Maximum overvoltage between good phase during a ground fault= 0.80 *112 =89.6 kV
Ohio Brass OZn surge arrester selected for phase terminals:
Minimum continuous overvoltage = 88kV
Duty cycle = 108kV
Discharge voltage for 10kA = 244kV

If neutral transformer is ungrounded: BIL shall be 550kV
Maximum overvoltage between good phase during a ground fault= 1.05 *112 =117.6 kV
Ohio Brass OZn surge arrester selected for phase and neutral terminals:
Minimum continuous overvoltage = 115kV
Duty cycle = 144kV
Discharge voltage for 10kA = 332kV

lume7006(2)
1- If phase terminals surge arrester were 144kV then refrated wave of 332kV will be refleted to phase winding with double value(664kV) and if 72kV surge arrester fails, 60kV insulation of winding will break !
2- Insurance company of transformer will not pay for this accident because transformer was not sized in accord to standards!

m3ntosan
My example refers to 380kV of NPAG book and 345kV Korean system.
There are some utilities in Brazil(few) that only requires the generating producer using transformer with isolated neutral to connect to system for avoiding increase the fault-to-ground 138kV system.
 
Grounding transformer neutral via surge arrester create a hybrid connection.

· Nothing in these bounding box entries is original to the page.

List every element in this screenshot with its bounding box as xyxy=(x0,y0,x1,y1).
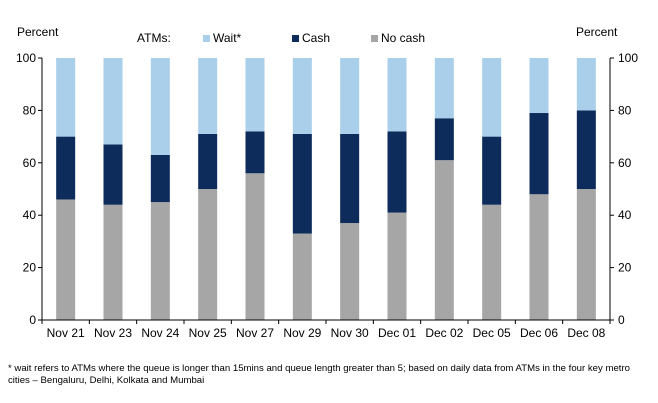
x-tick-label: Nov 24 xyxy=(141,326,179,340)
bar-cash-nov-27 xyxy=(245,131,265,174)
legend-label-no-cash: No cash xyxy=(381,31,425,45)
right-axis-title: Percent xyxy=(576,25,618,39)
stacked-bar-chart: Percent Percent ATMs: Wait* Cash No cash 0… xyxy=(16,25,638,340)
bar-no-cash-nov-25 xyxy=(198,189,218,320)
bar-cash-nov-23 xyxy=(103,144,123,205)
legend-title: ATMs: xyxy=(137,31,171,45)
bar-wait-dec-02 xyxy=(434,58,454,119)
bar-wait-dec-08 xyxy=(576,58,596,111)
bars-group xyxy=(56,58,596,320)
right-y-tick-label: 80 xyxy=(618,103,632,117)
legend-label-wait: Wait* xyxy=(213,31,242,45)
x-tick-label: Nov 30 xyxy=(331,326,369,340)
right-y-tick-label: 0 xyxy=(618,313,625,327)
x-tick-label: Dec 08 xyxy=(567,326,605,340)
bar-cash-nov-30 xyxy=(340,133,360,224)
bar-cash-dec-05 xyxy=(482,136,502,205)
legend-swatch-wait xyxy=(203,35,210,42)
bar-wait-dec-05 xyxy=(482,58,502,137)
legend: Wait* Cash No cash xyxy=(203,31,425,45)
left-y-tick-label: 60 xyxy=(23,156,37,170)
bar-wait-nov-24 xyxy=(150,58,170,155)
left-axis-title: Percent xyxy=(17,25,59,39)
right-y-tick-label: 20 xyxy=(618,261,632,275)
bar-wait-nov-30 xyxy=(340,58,360,134)
legend-label-cash: Cash xyxy=(302,31,330,45)
left-y-tick-label: 0 xyxy=(29,313,36,327)
x-tick-label: Nov 23 xyxy=(94,326,132,340)
bar-no-cash-dec-06 xyxy=(529,194,549,320)
x-tick-label: Nov 29 xyxy=(283,326,321,340)
right-y-tick-label: 60 xyxy=(618,156,632,170)
x-tick-label: Nov 27 xyxy=(236,326,274,340)
x-tick-label: Nov 21 xyxy=(47,326,85,340)
x-tick-label: Nov 25 xyxy=(189,326,227,340)
legend-swatch-cash xyxy=(292,35,299,42)
bar-no-cash-nov-29 xyxy=(292,233,312,320)
right-y-tick-label: 100 xyxy=(618,51,638,65)
right-y-tick-label: 40 xyxy=(618,208,632,222)
bar-cash-dec-01 xyxy=(387,131,407,213)
footnote: * wait refers to ATMs where the queue is… xyxy=(8,363,630,386)
bar-no-cash-dec-05 xyxy=(482,204,502,320)
bar-cash-nov-29 xyxy=(292,133,312,234)
bar-wait-nov-27 xyxy=(245,58,265,132)
bar-no-cash-nov-21 xyxy=(56,199,76,320)
bar-wait-nov-25 xyxy=(198,58,218,134)
bar-cash-nov-25 xyxy=(198,133,218,189)
bar-wait-nov-29 xyxy=(292,58,312,134)
bar-cash-dec-06 xyxy=(529,113,549,195)
bar-cash-dec-02 xyxy=(434,118,454,161)
legend-swatch-no-cash xyxy=(371,35,378,42)
bar-no-cash-nov-27 xyxy=(245,173,265,320)
bar-cash-nov-24 xyxy=(150,154,170,203)
bar-no-cash-nov-24 xyxy=(150,202,170,320)
bar-no-cash-dec-02 xyxy=(434,160,454,320)
bar-wait-nov-23 xyxy=(103,58,123,145)
x-tick-label: Dec 05 xyxy=(473,326,511,340)
bar-wait-dec-01 xyxy=(387,58,407,132)
bar-wait-nov-21 xyxy=(56,58,76,137)
x-tick-label: Dec 06 xyxy=(520,326,558,340)
bar-wait-dec-06 xyxy=(529,58,549,114)
bar-cash-dec-08 xyxy=(576,110,596,189)
bar-cash-nov-21 xyxy=(56,136,76,200)
left-y-tick-label: 20 xyxy=(23,261,37,275)
left-y-tick-label: 80 xyxy=(23,103,37,117)
bar-no-cash-nov-30 xyxy=(340,223,360,320)
bar-no-cash-nov-23 xyxy=(103,204,123,320)
x-tick-label: Dec 02 xyxy=(425,326,463,340)
bar-no-cash-dec-08 xyxy=(576,189,596,320)
x-tick-label: Dec 01 xyxy=(378,326,416,340)
bar-no-cash-dec-01 xyxy=(387,212,407,320)
axes-group: 0 0 20 20 40 40 60 60 80 80 100 100 Nov 21 Nov 23 Nov … xyxy=(16,51,638,340)
left-y-tick-label: 100 xyxy=(16,51,36,65)
left-y-tick-label: 40 xyxy=(23,208,37,222)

Under normal operating conditions grounded or ungrounded the transformer performance are very similar. However; during asymmetric switching or ground fault scenarios, the system very fast could be connected to ground (earth) reducing the overvoltage in the unfaulted phase(s).

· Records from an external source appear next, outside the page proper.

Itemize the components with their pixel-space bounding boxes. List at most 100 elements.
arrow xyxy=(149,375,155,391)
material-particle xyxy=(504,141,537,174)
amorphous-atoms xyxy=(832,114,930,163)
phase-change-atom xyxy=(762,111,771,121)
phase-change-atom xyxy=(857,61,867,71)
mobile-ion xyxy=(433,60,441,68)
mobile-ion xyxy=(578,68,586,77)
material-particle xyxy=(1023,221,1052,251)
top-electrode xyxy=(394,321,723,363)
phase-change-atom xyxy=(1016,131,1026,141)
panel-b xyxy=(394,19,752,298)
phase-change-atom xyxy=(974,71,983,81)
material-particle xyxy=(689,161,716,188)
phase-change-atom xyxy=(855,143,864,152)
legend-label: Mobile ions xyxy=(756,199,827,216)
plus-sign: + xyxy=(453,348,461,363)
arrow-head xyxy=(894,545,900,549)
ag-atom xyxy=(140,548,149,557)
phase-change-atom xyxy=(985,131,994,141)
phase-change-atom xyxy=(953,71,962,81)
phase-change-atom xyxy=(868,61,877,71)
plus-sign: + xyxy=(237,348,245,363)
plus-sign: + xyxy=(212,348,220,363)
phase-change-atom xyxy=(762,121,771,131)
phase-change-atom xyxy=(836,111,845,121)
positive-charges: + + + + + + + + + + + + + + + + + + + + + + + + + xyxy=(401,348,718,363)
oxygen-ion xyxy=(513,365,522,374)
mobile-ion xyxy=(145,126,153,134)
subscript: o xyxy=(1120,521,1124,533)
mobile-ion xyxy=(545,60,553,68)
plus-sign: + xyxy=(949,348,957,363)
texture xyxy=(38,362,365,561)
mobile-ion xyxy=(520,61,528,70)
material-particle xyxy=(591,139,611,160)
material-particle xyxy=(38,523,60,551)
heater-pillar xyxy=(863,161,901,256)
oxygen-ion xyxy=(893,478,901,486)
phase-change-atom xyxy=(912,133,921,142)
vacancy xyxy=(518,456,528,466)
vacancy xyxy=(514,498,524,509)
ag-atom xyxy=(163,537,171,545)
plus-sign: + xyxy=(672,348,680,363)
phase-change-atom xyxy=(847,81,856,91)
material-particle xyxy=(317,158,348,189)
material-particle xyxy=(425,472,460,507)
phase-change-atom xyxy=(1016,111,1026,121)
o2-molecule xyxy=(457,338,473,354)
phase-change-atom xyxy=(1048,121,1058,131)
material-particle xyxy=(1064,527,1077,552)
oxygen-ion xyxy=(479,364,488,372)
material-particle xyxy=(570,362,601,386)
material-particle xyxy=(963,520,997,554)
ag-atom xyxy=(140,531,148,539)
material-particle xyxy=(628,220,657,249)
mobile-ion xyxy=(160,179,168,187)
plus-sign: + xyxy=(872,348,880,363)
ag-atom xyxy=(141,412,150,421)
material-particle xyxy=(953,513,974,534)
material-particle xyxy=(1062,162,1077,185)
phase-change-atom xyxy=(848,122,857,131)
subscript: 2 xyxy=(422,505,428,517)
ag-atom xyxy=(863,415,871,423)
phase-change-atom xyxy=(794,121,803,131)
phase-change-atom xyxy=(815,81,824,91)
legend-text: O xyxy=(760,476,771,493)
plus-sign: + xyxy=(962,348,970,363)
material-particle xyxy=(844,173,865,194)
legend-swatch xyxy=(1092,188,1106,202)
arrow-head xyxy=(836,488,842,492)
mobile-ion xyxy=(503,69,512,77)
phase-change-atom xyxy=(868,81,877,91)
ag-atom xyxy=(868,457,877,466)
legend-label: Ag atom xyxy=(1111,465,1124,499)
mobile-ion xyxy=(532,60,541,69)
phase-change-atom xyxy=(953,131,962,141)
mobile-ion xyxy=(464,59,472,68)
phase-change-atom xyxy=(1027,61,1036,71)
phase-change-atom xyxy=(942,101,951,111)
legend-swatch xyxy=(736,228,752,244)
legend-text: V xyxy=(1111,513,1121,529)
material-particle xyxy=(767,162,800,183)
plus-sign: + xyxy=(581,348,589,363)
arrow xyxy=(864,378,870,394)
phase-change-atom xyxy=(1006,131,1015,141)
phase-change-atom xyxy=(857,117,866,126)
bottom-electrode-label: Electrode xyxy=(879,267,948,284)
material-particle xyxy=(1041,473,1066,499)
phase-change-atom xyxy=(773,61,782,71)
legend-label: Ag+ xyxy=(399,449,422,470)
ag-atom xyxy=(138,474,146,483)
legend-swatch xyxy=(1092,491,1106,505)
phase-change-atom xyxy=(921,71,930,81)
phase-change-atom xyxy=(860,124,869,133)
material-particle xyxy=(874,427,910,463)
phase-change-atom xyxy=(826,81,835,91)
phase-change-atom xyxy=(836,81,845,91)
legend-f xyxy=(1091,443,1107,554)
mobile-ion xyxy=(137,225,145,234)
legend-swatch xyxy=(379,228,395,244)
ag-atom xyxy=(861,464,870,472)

Wye-wye transformer connection in HV systems has limited applications. Grounding Y-Y transformers via surge arrester is not a common practice in the ANSI marketplace. The risk exposure vs. benefits is difficult to justify for high reliable installation.
 
lume7006(2)
ERRATA
1- If phase terminals surge arrester were 144kV then refrated wave of 332kV will be refleted to phase winding with double value(664*60/450 kV) and if 72kV surge arrester fails, 60kV insulation of winding will break !

cuky2000
if you sized Grounding transformer neutral for
X0/X1 < 3 - system effectively grounded
3 < X0/X1 < 10 - system middle grounded (1-phase earth fault current less then 3 phase fault)
X0/X1 > 10 - system ungrounded.
 
Hi edlanor,

X0/X1= infinite (no path for the zero sequence) Under normal operating conditions - ungrounded
X0/X1< 3 during phase to ground fault if the arrester operate.
 
cuky,
What would be the advantage of this hybrid connection vs solid grounding of H0? How would you size the arrester? It would have to have a low breakdown voltage and be able to withstand ground fault current.
 
Hi jghrist,

More than overcurrent, the concern is mainly overvoltage issues during ground fault, switching operation or transient conditions.

Theoretically, the advantage of a hybrid grounding system is to stabilize the system voltage in the event of transient conditions and allows specify Y-Y transformer with lower than full BIL to reduce initial costs.

There is not large world wide experience grounding transformers via surge arresters and there is no standard or guidelines to address the surge arrester sizing for this application. One sizing method is modeling the system using a transient program such as EMTP but, this also costly and requires challengers such as determining accurate parameters such as saturation curves, capacitance, etc for the transformer model.

As I mentioned earlier, the benefit in term of performance and cost reduction may be difficult to justify the risk of grounding the transformer via surge arrester.

 
cuky2000
X0/X1 > 10 meand high impedance grounded with BIL and surge arrester equivalent to ungrounded.

gentlemen,
All HV or EHV system are solidly grounded.

If you have only HV/EHV source stepup transformer solidly grounded with all stepdown transformer of substation system ungrounded you have either a system solidly grounded.

BUT with less shortcircuit to ground then

If you have all HV/EHV transformer solidly grounded.